You should hop only if the new land is a Promised Land. The LORD wants Abraham to hit the road, not because there is anything wrong with his present land, but so that he will be in a place where the promise will come true: “I will make of you a great nation, and I will bless you, and make your name great, so that you will be a blessing” (12:2).
God is determined to do something wonderful with Abraham in the Promised Land. This can be our destiny as well, if we hop to a land where we can fulfill our potential to be a blessing to others – through volunteer work, church involvement, family life and your particular profession.
But at the same time, we should not move if our desire is only to escape the problems of our current situation. Unresolved tensions in the present land have a way of tagging along and polluting the Promised Land, so we must hop only if we’ve made peace with the land we now live in.

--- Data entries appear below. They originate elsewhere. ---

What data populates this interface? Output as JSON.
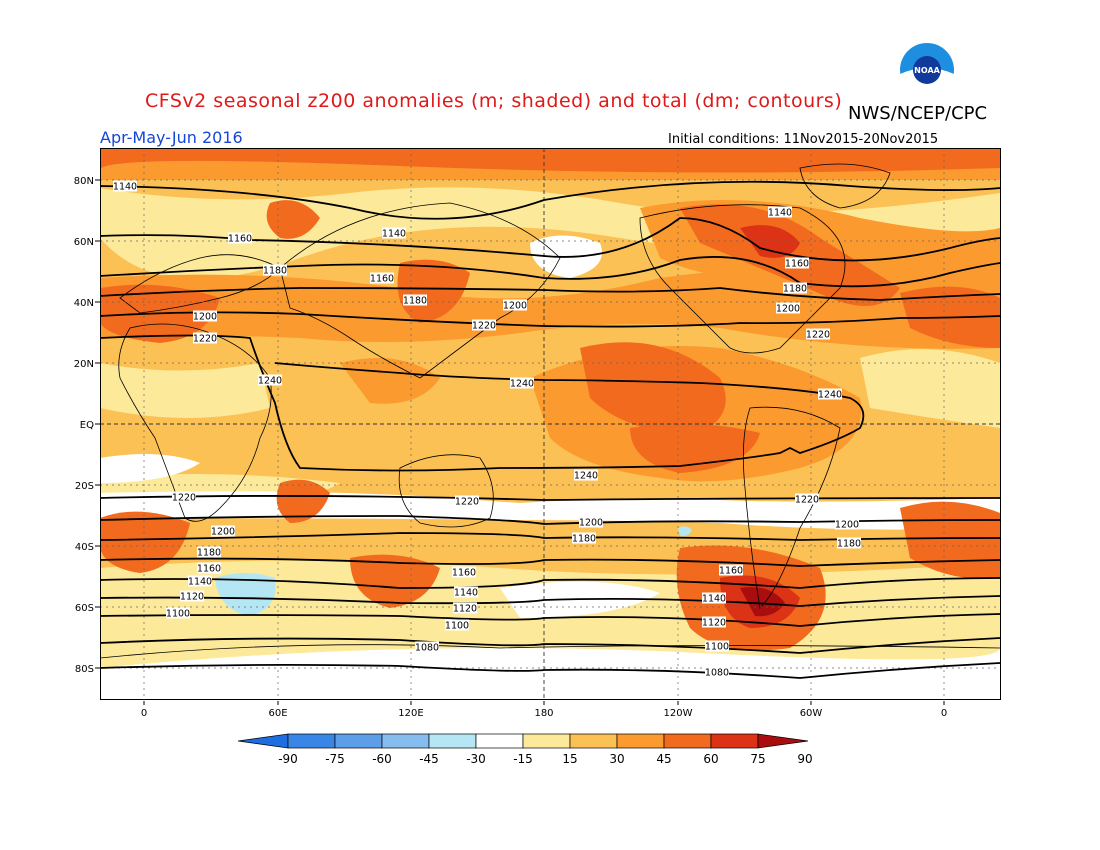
{
  "header": {
    "title": "CFSv2 seasonal z200 anomalies (m; shaded) and total (dm; contours)",
    "agency": "NWS/NCEP/CPC",
    "season": "Apr-May-Jun 2016",
    "initial_conditions": "Initial conditions: 11Nov2015-20Nov2015",
    "logo_text": "NOAA"
  },
  "map": {
    "lat_labels": [
      "80N",
      "60N",
      "40N",
      "20N",
      "EQ",
      "20S",
      "40S",
      "60S",
      "80S"
    ],
    "lon_labels": [
      "0",
      "60E",
      "120E",
      "180",
      "120W",
      "60W",
      "0"
    ],
    "contour_labels": [
      {
        "text": "1140"
      },
      {
        "text": "1160"
      },
      {
        "text": "1180"
      },
      {
        "text": "1200"
      },
      {
        "text": "1220"
      },
      {
        "text": "1240"
      },
      {
        "text": "1140"
      },
      {
        "text": "1160"
      },
      {
        "text": "1180"
      },
      {
        "text": "1200"
      },
      {
        "text": "1220"
      },
      {
        "text": "1240"
      },
      {
        "text": "1140"
      },
      {
        "text": "1160"
      },
      {
        "text": "1180"
      },
      {
        "text": "1200"
      },
      {
        "text": "1220"
      },
      {
        "text": "1240"
      },
      {
        "text": "1240"
      },
      {
        "text": "1220"
      },
      {
        "text": "1200"
      },
      {
        "text": "1180"
      },
      {
        "text": "1160"
      },
      {
        "text": "1140"
      },
      {
        "text": "1120"
      },
      {
        "text": "1100"
      },
      {
        "text": "1220"
      },
      {
        "text": "1200"
      },
      {
        "text": "1180"
      },
      {
        "text": "1160"
      },
      {
        "text": "1140"
      },
      {
        "text": "1120"
      },
      {
        "text": "1100"
      },
      {
        "text": "1080"
      },
      {
        "text": "1220"
      },
      {
        "text": "1200"
      },
      {
        "text": "1180"
      },
      {
        "text": "1160"
      },
      {
        "text": "1140"
      },
      {
        "text": "1120"
      },
      {
        "text": "1100"
      },
      {
        "text": "1080"
      }
    ]
  },
  "colorbar": {
    "labels": [
      "-90",
      "-75",
      "-60",
      "-45",
      "-30",
      "-15",
      "15",
      "30",
      "45",
      "60",
      "75",
      "90"
    ],
    "colors": [
      "#1e6ee0",
      "#3a86e6",
      "#5c9ee8",
      "#86bdef",
      "#b4e6f4",
      "#ffffff",
      "#fde99a",
      "#fcc154",
      "#fb9a2e",
      "#f26a1e",
      "#dc3216",
      "#aa0d0d"
    ]
  },
  "colors": {
    "title": "#e01818",
    "season": "#1646d8",
    "bg_shade": "#fcc154"
  }
}
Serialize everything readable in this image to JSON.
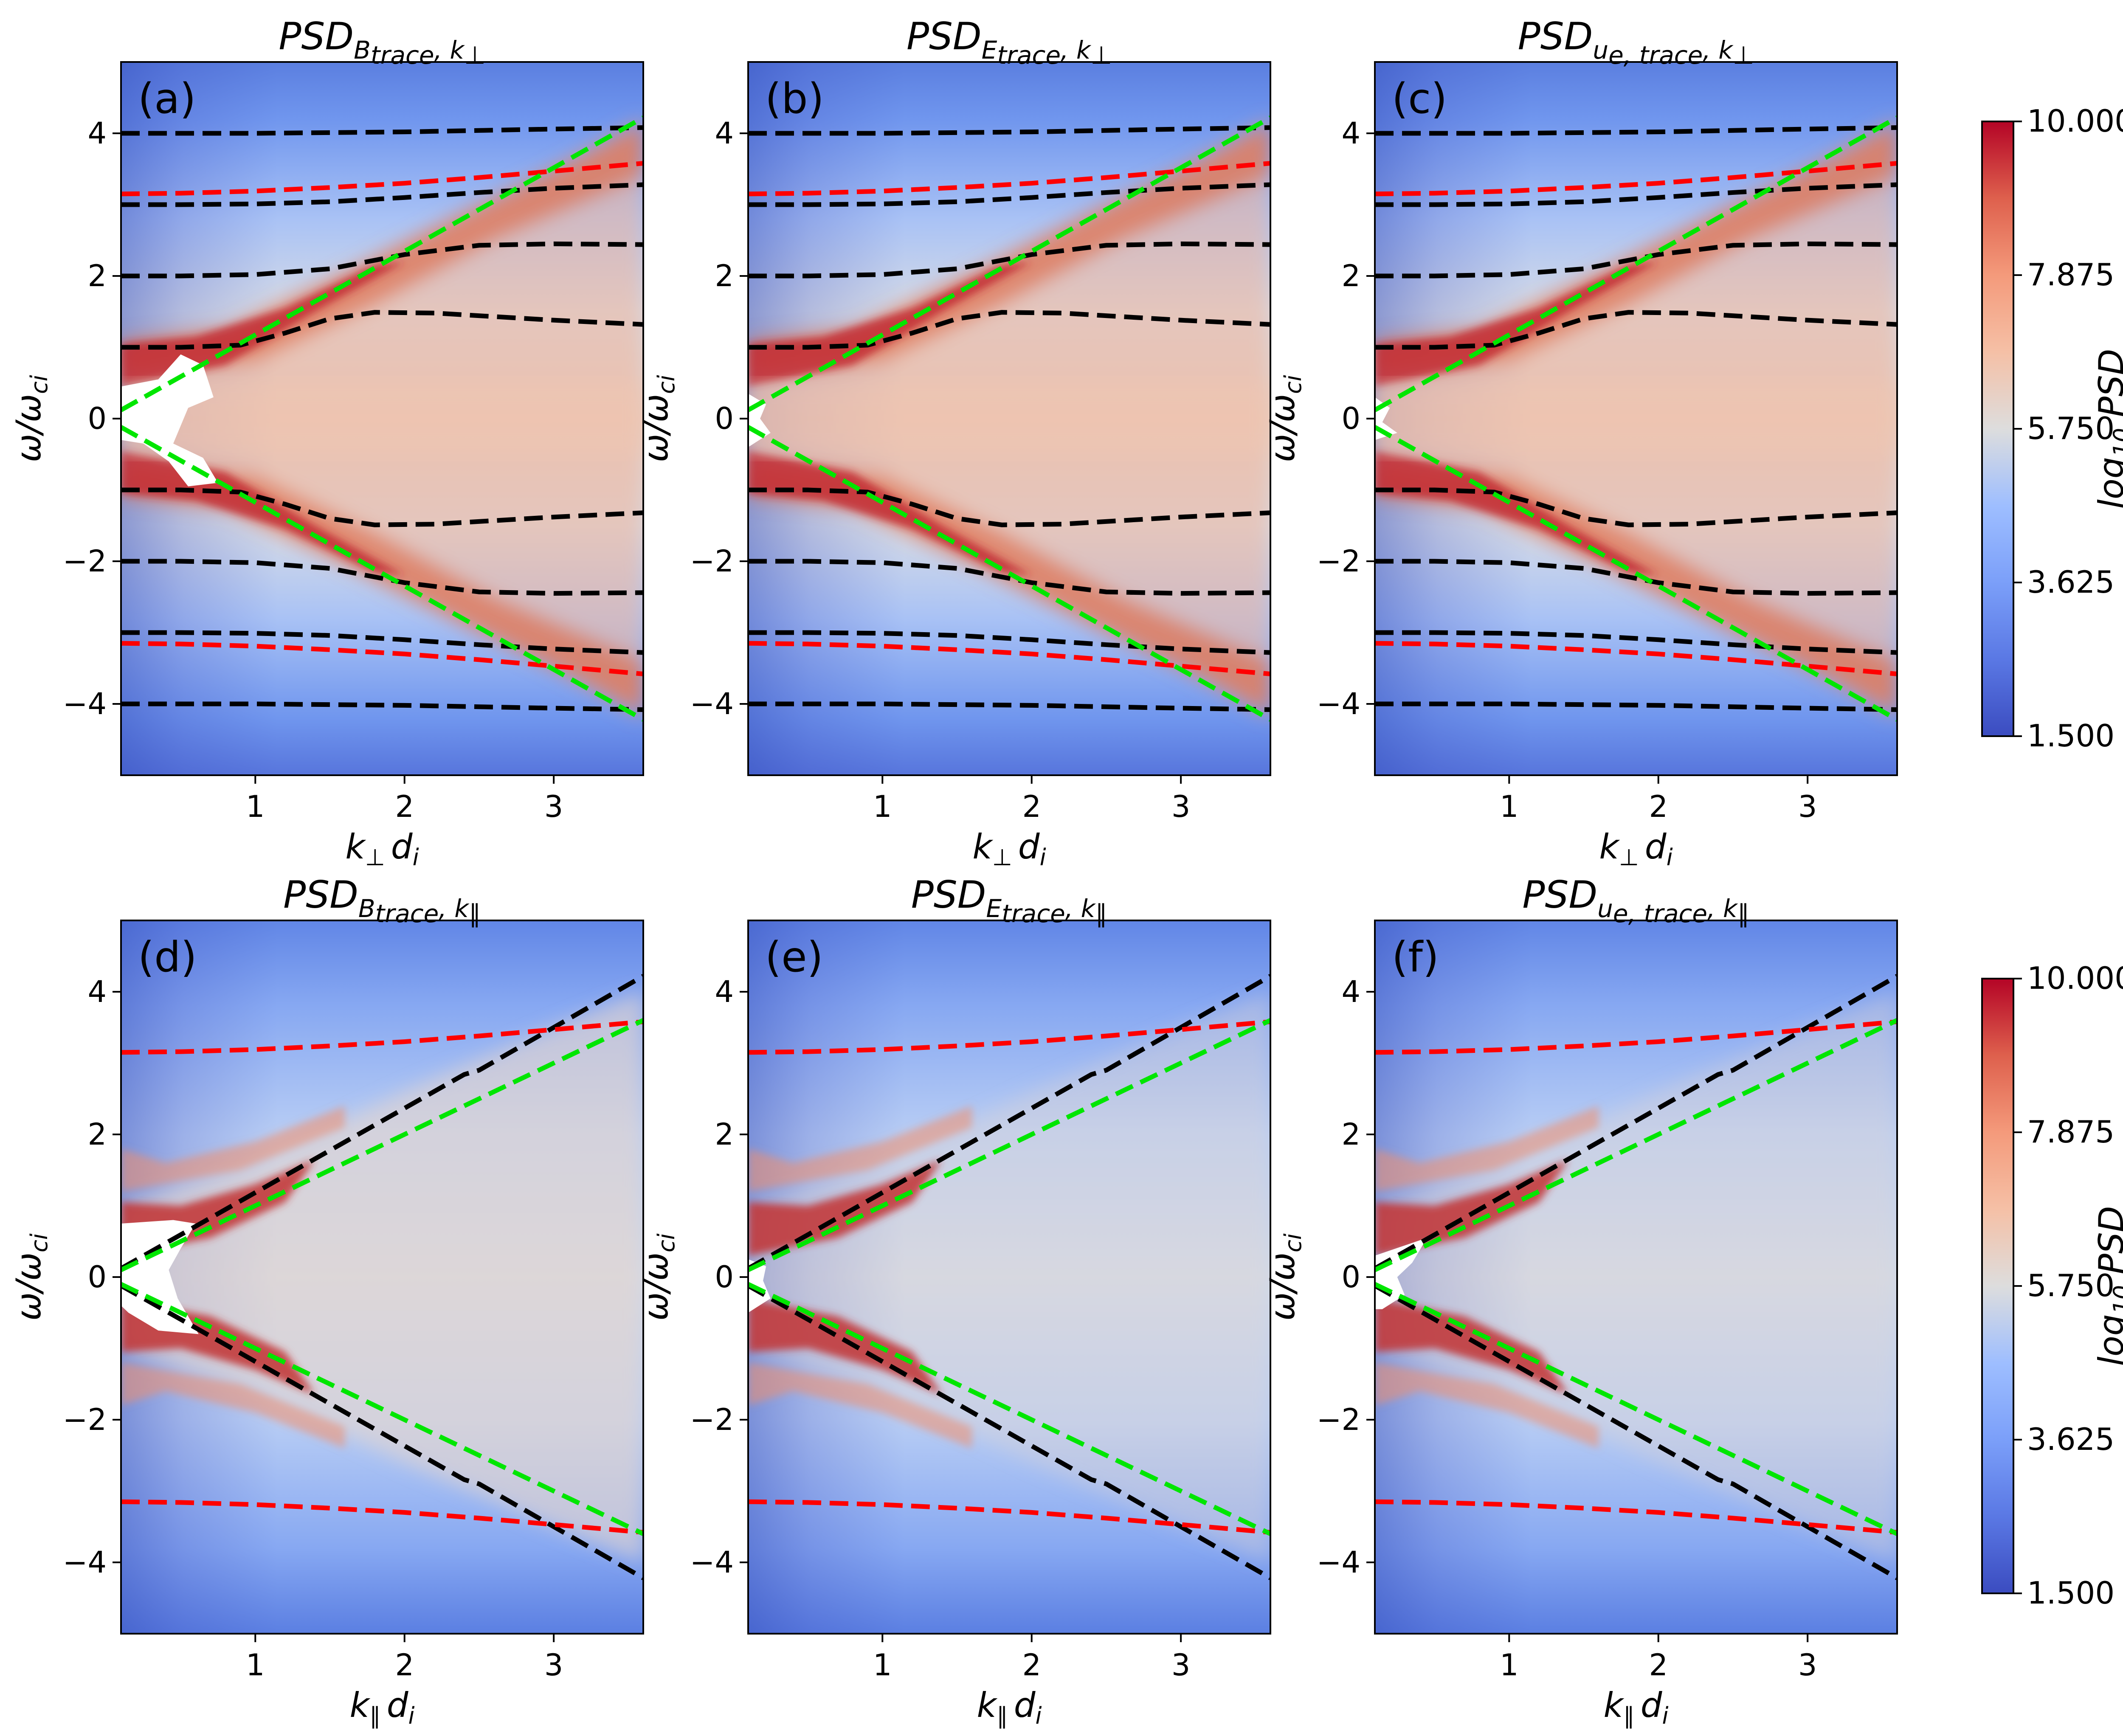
{
  "chart_data": [
    {
      "type": "heatmap",
      "panel": "(a)",
      "title": {
        "main": "PSD",
        "sub": "B",
        "sub2": "trace",
        "sub3": ", k",
        "sub4": "⊥"
      },
      "xlabel": {
        "main": "k",
        "sub": "⊥",
        "tail": "d",
        "tail_sub": "i"
      },
      "ylabel": {
        "main": "ω/ω",
        "sub": "ci"
      },
      "xlim": [
        0.1,
        3.6
      ],
      "ylim": [
        -5,
        5
      ],
      "xticks": [
        1,
        2,
        3
      ],
      "yticks": [
        -4,
        -2,
        0,
        2,
        4
      ],
      "yticklabels": [
        "−4",
        "−2",
        "0",
        "2",
        "4"
      ],
      "colormap": "coolwarm",
      "overlays": "perp",
      "hole": "a"
    },
    {
      "type": "heatmap",
      "panel": "(b)",
      "title": {
        "main": "PSD",
        "sub": "E",
        "sub2": "trace",
        "sub3": ", k",
        "sub4": "⊥"
      },
      "xlabel": {
        "main": "k",
        "sub": "⊥",
        "tail": "d",
        "tail_sub": "i"
      },
      "ylabel": {
        "main": "ω/ω",
        "sub": "ci"
      },
      "xlim": [
        0.1,
        3.6
      ],
      "ylim": [
        -5,
        5
      ],
      "xticks": [
        1,
        2,
        3
      ],
      "yticks": [
        -4,
        -2,
        0,
        2,
        4
      ],
      "yticklabels": [
        "−4",
        "−2",
        "0",
        "2",
        "4"
      ],
      "colormap": "coolwarm",
      "overlays": "perp",
      "hole": "b"
    },
    {
      "type": "heatmap",
      "panel": "(c)",
      "title": {
        "main": "PSD",
        "sub": "u",
        "sub2": "e, trace",
        "sub3": ", k",
        "sub4": "⊥"
      },
      "xlabel": {
        "main": "k",
        "sub": "⊥",
        "tail": "d",
        "tail_sub": "i"
      },
      "ylabel": {
        "main": "ω/ω",
        "sub": "ci"
      },
      "xlim": [
        0.1,
        3.6
      ],
      "ylim": [
        -5,
        5
      ],
      "xticks": [
        1,
        2,
        3
      ],
      "yticks": [
        -4,
        -2,
        0,
        2,
        4
      ],
      "yticklabels": [
        "−4",
        "−2",
        "0",
        "2",
        "4"
      ],
      "colormap": "coolwarm",
      "overlays": "perp",
      "hole": "c"
    },
    {
      "type": "heatmap",
      "panel": "(d)",
      "title": {
        "main": "PSD",
        "sub": "B",
        "sub2": "trace",
        "sub3": ", k",
        "sub4": "∥"
      },
      "xlabel": {
        "main": "k",
        "sub": "∥",
        "tail": "d",
        "tail_sub": "i"
      },
      "ylabel": {
        "main": "ω/ω",
        "sub": "ci"
      },
      "xlim": [
        0.1,
        3.6
      ],
      "ylim": [
        -5,
        5
      ],
      "xticks": [
        1,
        2,
        3
      ],
      "yticks": [
        -4,
        -2,
        0,
        2,
        4
      ],
      "yticklabels": [
        "−4",
        "−2",
        "0",
        "2",
        "4"
      ],
      "colormap": "coolwarm",
      "overlays": "par",
      "hole": "d"
    },
    {
      "type": "heatmap",
      "panel": "(e)",
      "title": {
        "main": "PSD",
        "sub": "E",
        "sub2": "trace",
        "sub3": ", k",
        "sub4": "∥"
      },
      "xlabel": {
        "main": "k",
        "sub": "∥",
        "tail": "d",
        "tail_sub": "i"
      },
      "ylabel": {
        "main": "ω/ω",
        "sub": "ci"
      },
      "xlim": [
        0.1,
        3.6
      ],
      "ylim": [
        -5,
        5
      ],
      "xticks": [
        1,
        2,
        3
      ],
      "yticks": [
        -4,
        -2,
        0,
        2,
        4
      ],
      "yticklabels": [
        "−4",
        "−2",
        "0",
        "2",
        "4"
      ],
      "colormap": "coolwarm",
      "overlays": "par",
      "hole": "e"
    },
    {
      "type": "heatmap",
      "panel": "(f)",
      "title": {
        "main": "PSD",
        "sub": "u",
        "sub2": "e, trace",
        "sub3": ", k",
        "sub4": "∥"
      },
      "xlabel": {
        "main": "k",
        "sub": "∥",
        "tail": "d",
        "tail_sub": "i"
      },
      "ylabel": {
        "main": "ω/ω",
        "sub": "ci"
      },
      "xlim": [
        0.1,
        3.6
      ],
      "ylim": [
        -5,
        5
      ],
      "xticks": [
        1,
        2,
        3
      ],
      "yticks": [
        -4,
        -2,
        0,
        2,
        4
      ],
      "yticklabels": [
        "−4",
        "−2",
        "0",
        "2",
        "4"
      ],
      "colormap": "coolwarm",
      "overlays": "par",
      "hole": "f"
    }
  ],
  "colorbar": {
    "label": {
      "main": "log",
      "sub": "10",
      "tail": " PSD"
    },
    "ticks": [
      "10.000",
      "7.875",
      "5.750",
      "3.625",
      "1.500"
    ],
    "range": [
      1.5,
      10.0
    ]
  },
  "overlay_curves": {
    "perp": {
      "black": [
        {
          "x": [
            0.1,
            0.5,
            1.0,
            1.5,
            2.0,
            2.5,
            3.0,
            3.6
          ],
          "y": [
            4.0,
            4.0,
            4.0,
            4.01,
            4.02,
            4.04,
            4.06,
            4.08
          ]
        },
        {
          "x": [
            0.1,
            0.5,
            1.0,
            1.5,
            2.0,
            2.5,
            3.0,
            3.6
          ],
          "y": [
            3.0,
            3.0,
            3.01,
            3.04,
            3.1,
            3.17,
            3.23,
            3.28
          ]
        },
        {
          "x": [
            0.1,
            0.5,
            1.0,
            1.5,
            2.0,
            2.5,
            3.0,
            3.6
          ],
          "y": [
            2.0,
            2.0,
            2.02,
            2.1,
            2.3,
            2.43,
            2.45,
            2.44
          ]
        },
        {
          "x": [
            0.1,
            0.5,
            0.9,
            1.2,
            1.5,
            1.8,
            2.2,
            2.6,
            3.0,
            3.6
          ],
          "y": [
            1.0,
            1.0,
            1.03,
            1.2,
            1.4,
            1.49,
            1.48,
            1.43,
            1.38,
            1.32
          ]
        },
        {
          "x": [
            0.1,
            0.5,
            0.9,
            1.2,
            1.5,
            1.8,
            2.2,
            2.6,
            3.0,
            3.6
          ],
          "y": [
            -1.0,
            -1.0,
            -1.03,
            -1.2,
            -1.4,
            -1.49,
            -1.48,
            -1.43,
            -1.38,
            -1.32
          ]
        },
        {
          "x": [
            0.1,
            0.5,
            1.0,
            1.5,
            2.0,
            2.5,
            3.0,
            3.6
          ],
          "y": [
            -2.0,
            -2.0,
            -2.02,
            -2.1,
            -2.3,
            -2.43,
            -2.45,
            -2.44
          ]
        },
        {
          "x": [
            0.1,
            0.5,
            1.0,
            1.5,
            2.0,
            2.5,
            3.0,
            3.6
          ],
          "y": [
            -3.0,
            -3.0,
            -3.01,
            -3.04,
            -3.1,
            -3.17,
            -3.23,
            -3.28
          ]
        },
        {
          "x": [
            0.1,
            0.5,
            1.0,
            1.5,
            2.0,
            2.5,
            3.0,
            3.6
          ],
          "y": [
            -4.0,
            -4.0,
            -4.0,
            -4.01,
            -4.02,
            -4.04,
            -4.06,
            -4.08
          ]
        }
      ],
      "red": [
        {
          "x": [
            0.1,
            0.5,
            1.0,
            1.5,
            2.0,
            2.5,
            3.0,
            3.6
          ],
          "y": [
            3.15,
            3.16,
            3.19,
            3.24,
            3.3,
            3.38,
            3.47,
            3.58
          ]
        },
        {
          "x": [
            0.1,
            0.5,
            1.0,
            1.5,
            2.0,
            2.5,
            3.0,
            3.6
          ],
          "y": [
            -3.15,
            -3.16,
            -3.19,
            -3.24,
            -3.3,
            -3.38,
            -3.47,
            -3.58
          ]
        }
      ],
      "green": [
        {
          "x": [
            0.1,
            3.6
          ],
          "y": [
            0.12,
            4.22
          ]
        },
        {
          "x": [
            0.1,
            3.6
          ],
          "y": [
            -0.12,
            -4.22
          ]
        }
      ]
    },
    "par": {
      "black": [
        {
          "x": [
            0.1,
            2.4,
            2.5,
            3.6
          ],
          "y": [
            0.12,
            2.84,
            2.9,
            4.22
          ]
        },
        {
          "x": [
            0.1,
            2.4,
            2.5,
            3.6
          ],
          "y": [
            -0.12,
            -2.84,
            -2.9,
            -4.22
          ]
        }
      ],
      "red": [
        {
          "x": [
            0.1,
            0.5,
            1.0,
            1.5,
            2.0,
            2.5,
            3.0,
            3.6
          ],
          "y": [
            3.15,
            3.16,
            3.19,
            3.24,
            3.3,
            3.38,
            3.47,
            3.58
          ]
        },
        {
          "x": [
            0.1,
            0.5,
            1.0,
            1.5,
            2.0,
            2.5,
            3.0,
            3.6
          ],
          "y": [
            -3.15,
            -3.16,
            -3.19,
            -3.24,
            -3.3,
            -3.38,
            -3.47,
            -3.58
          ]
        }
      ],
      "green": [
        {
          "x": [
            0.1,
            3.6
          ],
          "y": [
            0.1,
            3.6
          ]
        },
        {
          "x": [
            0.1,
            3.6
          ],
          "y": [
            -0.1,
            -3.6
          ]
        }
      ]
    }
  },
  "colors": {
    "black_curve": "#000000",
    "red_curve": "#ff0000",
    "green_curve": "#00e600",
    "cmap_low": "#3b4cc0",
    "cmap_mid": "#dddddd",
    "cmap_high": "#b40426"
  }
}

The grass isn’t always greener on the other side, unless we are called by God to hit the road toward a land of promise. Abraham heard this call, and hopped well, moving to a land where the LORD could use him to be a blessing to others – to his family, his descendants and people of faith throughout history, including ourselves.
Abraham moved, but he didn’t lose his sense of place; for him, centeredness came from being in the right place with God, and from building altars to the LORD throughout the land of Canaan.
We, too, can retain our sense of place if we “build altars” through faithful living wherever we may be. We can have a certain centeredness if we consider each new home to be a “Bethel” – a House of God. Not a House of Luxury or a House of Wealth or a House of High Technology, but a House of God.
It is only by making each new house a House of God that we can avoid the motion sickness that leads to the breakdown of home and family.
There is nothing wrong with staying home and staying put. But if we do move, we should be careful not to jump because we are “mad to live, mad to talk, mad to be saved, [and] desirous of everything at the same time,” as Jack Kerouac put it. Instead, we should hop because we desire to hear God’s guidance and live in a land of promise.
Finally, there is a sense in which God is calling us to get hopping! No, God may not be asking us to move from the specific geographical location we call “home,” or to a new job or a new ministry, but God does ask us to recognize that we are on a spiritual pilgrimage (see Hebrews 11:8-16). We can’t get bogged down spiritually. Growth is not merely an option for children of God.
Have you ever noticed how often people in the Bible are changing their addresses? It is hard to find anyone who is in a serious drama with God who is not on the move. No one ever finds God by nailing life down. Maybe that’s because faith is always discovered along the way.
You certainly cannot follow Jesus without moving, and you can’t move without leaving something behind. Some disciples were asked to leave behind their families and professions. Others were asked to leave behind their sin, or their wealth, or even their grief over the dead. Jesus is always moving on, and he expects his followers to travel pretty light.
The first disciples had a hard time with this and kept wondering when Jesus was going to settle down. They were waiting for him to establish the kingdom right then and there, so at last they could stop walking around. Like the disciples before us, we don’t know exactly where Jesus is leading us right now. But that’s okay. We’re not asked to be clear about where we are going. We are asked simply to turn our eyes upon Jesus.
If we keep moving, God will take care of the motion sickness.